Neither the filmmakers nor Foster had planned on her also playing the part of the stern Catholic school teacher and headmistress, Sister Assumpta, as well as being a producer. Foster was drawn to the role, and called producing partner Meg LeFauve up with a request to play the part. LeFauve graciously accepted, saying that it's not "traditional casting to see a young beautiful woman in that kind of a role."

===Setting===
Although the novel by Chris Fuhrman is set in 1970s Savannah, Georgia, the filmmakers wanted a more "universal look" and decided not to specify a place. Principal photography took place in North and South Carolina, and lasted from May to July 2000. There was also a lot of debate about whether the characters should have Southern accents, but to keep with this "universal feeling," the producers decided against any strong accents.

== Soundtrack ==
The soundtrack was composed by Marco Beltrami and was released in 2002 by Milan Records. Several songs were specifically written and performed for the film by Queens of the Stone Age lead singer Joshua Homme.

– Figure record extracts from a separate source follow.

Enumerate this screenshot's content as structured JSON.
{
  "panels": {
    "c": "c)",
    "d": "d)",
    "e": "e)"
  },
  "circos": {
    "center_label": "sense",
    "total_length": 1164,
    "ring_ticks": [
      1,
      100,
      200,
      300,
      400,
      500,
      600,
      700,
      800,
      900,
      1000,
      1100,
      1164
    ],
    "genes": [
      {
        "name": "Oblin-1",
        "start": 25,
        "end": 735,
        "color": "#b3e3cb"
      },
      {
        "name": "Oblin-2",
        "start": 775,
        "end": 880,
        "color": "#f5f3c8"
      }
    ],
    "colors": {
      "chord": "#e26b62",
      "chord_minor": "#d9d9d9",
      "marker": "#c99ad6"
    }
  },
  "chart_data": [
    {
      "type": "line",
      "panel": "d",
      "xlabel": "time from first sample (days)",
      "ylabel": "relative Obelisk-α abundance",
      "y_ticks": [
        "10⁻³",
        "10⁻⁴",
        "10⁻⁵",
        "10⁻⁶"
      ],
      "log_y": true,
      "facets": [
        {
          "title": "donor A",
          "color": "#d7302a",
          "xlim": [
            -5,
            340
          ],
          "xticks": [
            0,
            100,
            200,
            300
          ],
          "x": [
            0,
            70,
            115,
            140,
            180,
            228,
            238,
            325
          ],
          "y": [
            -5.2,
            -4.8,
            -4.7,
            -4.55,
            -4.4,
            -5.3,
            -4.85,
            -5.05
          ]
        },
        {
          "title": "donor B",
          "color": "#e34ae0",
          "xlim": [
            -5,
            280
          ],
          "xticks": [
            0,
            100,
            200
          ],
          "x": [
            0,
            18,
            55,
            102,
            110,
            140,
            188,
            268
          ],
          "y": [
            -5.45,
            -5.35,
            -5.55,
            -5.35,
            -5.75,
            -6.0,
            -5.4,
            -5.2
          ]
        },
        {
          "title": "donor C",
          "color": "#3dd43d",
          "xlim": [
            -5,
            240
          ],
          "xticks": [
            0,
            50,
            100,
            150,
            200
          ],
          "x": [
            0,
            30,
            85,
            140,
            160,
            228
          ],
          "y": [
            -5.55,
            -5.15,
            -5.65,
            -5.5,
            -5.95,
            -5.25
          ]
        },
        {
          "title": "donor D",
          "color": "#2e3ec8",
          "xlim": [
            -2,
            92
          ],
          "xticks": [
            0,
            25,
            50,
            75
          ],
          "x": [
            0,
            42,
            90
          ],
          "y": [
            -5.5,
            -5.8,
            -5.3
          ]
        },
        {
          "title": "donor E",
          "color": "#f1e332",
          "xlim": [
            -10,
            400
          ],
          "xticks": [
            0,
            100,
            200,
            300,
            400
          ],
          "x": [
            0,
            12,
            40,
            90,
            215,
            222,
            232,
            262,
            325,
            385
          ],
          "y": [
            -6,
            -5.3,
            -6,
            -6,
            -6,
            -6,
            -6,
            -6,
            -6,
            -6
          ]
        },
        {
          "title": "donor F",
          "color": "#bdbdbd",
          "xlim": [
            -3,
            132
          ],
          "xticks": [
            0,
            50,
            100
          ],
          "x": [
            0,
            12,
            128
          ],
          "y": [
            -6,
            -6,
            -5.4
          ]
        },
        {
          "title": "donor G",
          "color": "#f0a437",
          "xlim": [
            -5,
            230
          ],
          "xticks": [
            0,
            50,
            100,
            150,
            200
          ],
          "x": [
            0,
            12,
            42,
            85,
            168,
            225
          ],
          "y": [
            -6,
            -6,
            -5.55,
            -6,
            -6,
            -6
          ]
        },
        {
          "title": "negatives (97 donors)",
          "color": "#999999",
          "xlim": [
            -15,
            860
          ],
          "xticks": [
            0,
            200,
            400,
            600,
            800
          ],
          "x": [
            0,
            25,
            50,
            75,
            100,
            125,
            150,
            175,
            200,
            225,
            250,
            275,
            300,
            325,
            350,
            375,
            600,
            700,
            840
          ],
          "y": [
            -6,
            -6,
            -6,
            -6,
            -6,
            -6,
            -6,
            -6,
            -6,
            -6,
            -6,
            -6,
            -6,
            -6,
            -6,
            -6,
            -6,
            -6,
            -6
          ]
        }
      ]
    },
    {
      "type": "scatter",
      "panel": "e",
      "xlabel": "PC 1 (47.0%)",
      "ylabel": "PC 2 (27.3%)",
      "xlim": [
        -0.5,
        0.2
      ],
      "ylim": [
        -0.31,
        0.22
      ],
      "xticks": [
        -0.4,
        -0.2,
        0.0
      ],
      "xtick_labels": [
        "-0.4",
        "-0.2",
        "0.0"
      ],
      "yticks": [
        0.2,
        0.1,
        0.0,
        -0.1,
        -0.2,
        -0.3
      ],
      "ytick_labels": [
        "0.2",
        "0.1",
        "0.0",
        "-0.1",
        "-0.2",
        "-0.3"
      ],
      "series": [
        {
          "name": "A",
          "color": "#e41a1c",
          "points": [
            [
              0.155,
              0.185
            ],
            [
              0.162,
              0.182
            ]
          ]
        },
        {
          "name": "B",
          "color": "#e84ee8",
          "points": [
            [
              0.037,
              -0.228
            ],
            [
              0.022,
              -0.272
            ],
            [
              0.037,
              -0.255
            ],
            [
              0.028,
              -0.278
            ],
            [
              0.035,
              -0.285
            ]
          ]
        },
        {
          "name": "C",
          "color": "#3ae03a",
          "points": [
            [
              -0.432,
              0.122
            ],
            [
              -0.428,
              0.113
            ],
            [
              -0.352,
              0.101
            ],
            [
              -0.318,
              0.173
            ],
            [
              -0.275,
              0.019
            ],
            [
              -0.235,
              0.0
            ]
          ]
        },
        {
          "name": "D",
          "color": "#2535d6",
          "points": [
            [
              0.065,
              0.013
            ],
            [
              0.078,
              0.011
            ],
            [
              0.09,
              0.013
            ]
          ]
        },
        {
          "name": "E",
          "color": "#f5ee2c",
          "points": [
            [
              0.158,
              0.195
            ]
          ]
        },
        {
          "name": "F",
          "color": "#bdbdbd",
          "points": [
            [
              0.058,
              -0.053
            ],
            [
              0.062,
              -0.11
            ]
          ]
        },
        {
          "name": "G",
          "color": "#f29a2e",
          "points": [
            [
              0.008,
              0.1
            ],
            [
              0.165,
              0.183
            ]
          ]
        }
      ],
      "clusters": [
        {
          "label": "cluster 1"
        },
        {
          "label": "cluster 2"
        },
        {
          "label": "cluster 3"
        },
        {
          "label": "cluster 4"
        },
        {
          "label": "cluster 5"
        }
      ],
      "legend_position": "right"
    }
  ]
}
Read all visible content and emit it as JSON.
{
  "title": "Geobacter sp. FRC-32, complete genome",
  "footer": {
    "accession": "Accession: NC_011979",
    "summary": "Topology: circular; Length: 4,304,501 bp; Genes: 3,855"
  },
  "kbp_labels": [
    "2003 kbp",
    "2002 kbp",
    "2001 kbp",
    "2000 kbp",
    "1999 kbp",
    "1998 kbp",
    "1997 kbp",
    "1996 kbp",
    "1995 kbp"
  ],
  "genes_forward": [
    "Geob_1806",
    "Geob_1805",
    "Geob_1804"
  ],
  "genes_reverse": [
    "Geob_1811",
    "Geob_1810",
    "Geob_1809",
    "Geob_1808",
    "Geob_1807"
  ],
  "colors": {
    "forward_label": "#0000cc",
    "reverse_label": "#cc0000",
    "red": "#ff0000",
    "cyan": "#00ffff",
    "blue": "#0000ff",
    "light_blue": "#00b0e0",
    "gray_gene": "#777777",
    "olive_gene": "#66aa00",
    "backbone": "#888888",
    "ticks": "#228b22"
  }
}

1. "The Atomic Trinity" – Joshua Homme
2. "The Atomic Trinity vs. Heaven's Devils" – Marco Beltrami
3. "The Empty House" – Marco Beltrami
4. "The Couch" – Marco Beltrami
5. "Hanging (aka Ramble Off)" – Joshua Homme
6. "Margie's Confession" – Marco Beltrami
7. "The Atomic Trinity vs. Heaven's Devils, Round II" – Marco Beltrami
8. "St. Agatha" – Marco Beltrami
9. "On the Road Again" – Canned Heat
10. "Francis and Margie" – Joshua Homme
11. "Stoned" – Joshua Homme
12. "Dead Dog, Part II" – Marco Beltrami
13. "Skeleton Boy is Born" – Marco Beltrami
14. "Do for the Others" – Stephen Stills
15. "Story of the Fish" – Marco Beltrami
16. "For the Gods / Act Like Cougars" – Marco Beltrami
17. "Torn Apart" – Marco Beltrami
18. "Someone is Coming" – Marco Beltrami
19. "Eulogy" – Marco Beltrami
20. "All the Same" – Joshua Homme

==Reception ==
Rotten Tomatoes gives the film a rating of 76% based on 106 reviews, with an average rating of 6.5/10. The website’s critics consensus states: "The inter-cutting of animation by Spawn's creator, Todd McFarlane, doesn't always work, but the performances by the young actors capture the pains of growing up well." On Metacritic, which assigns a weighted mean rating out of 100 reviews from film critics, the film has a score of 69 out of 100, based on 31 critics, indicating "generally favorable reviews".

Stephen Holden of The New York Times called it a "bracingly truthful" coming-of-age film that "digs into the flaming recesses of the adolescent mind with such acuity, compassion and good humor that it will plummet you back to that painfully awkward age". Holden noted that "the movie struggles to compare the boys' comic-book vision with William Blake's Songs of Innocence and Songs of Experience, [which becomes] its one glaringly off-key note."

Roger Ebert gave the film two and a half stars out of four, calling it "an honorable film with good intentions." Ebert went on to say that the screenplay is trying too hard to impress and falls short of achieving the "emotional payoff" it is searching for.

A vocal fan of the animated sequences was Armond White of New York Press, who singled them out for praise.

== Accolades ==
In 2002, director Care won the award for Best New Filmmaker from the Boston Society of Film Critics. In 2003, the film won the Independent Spirit Award for Best First Feature.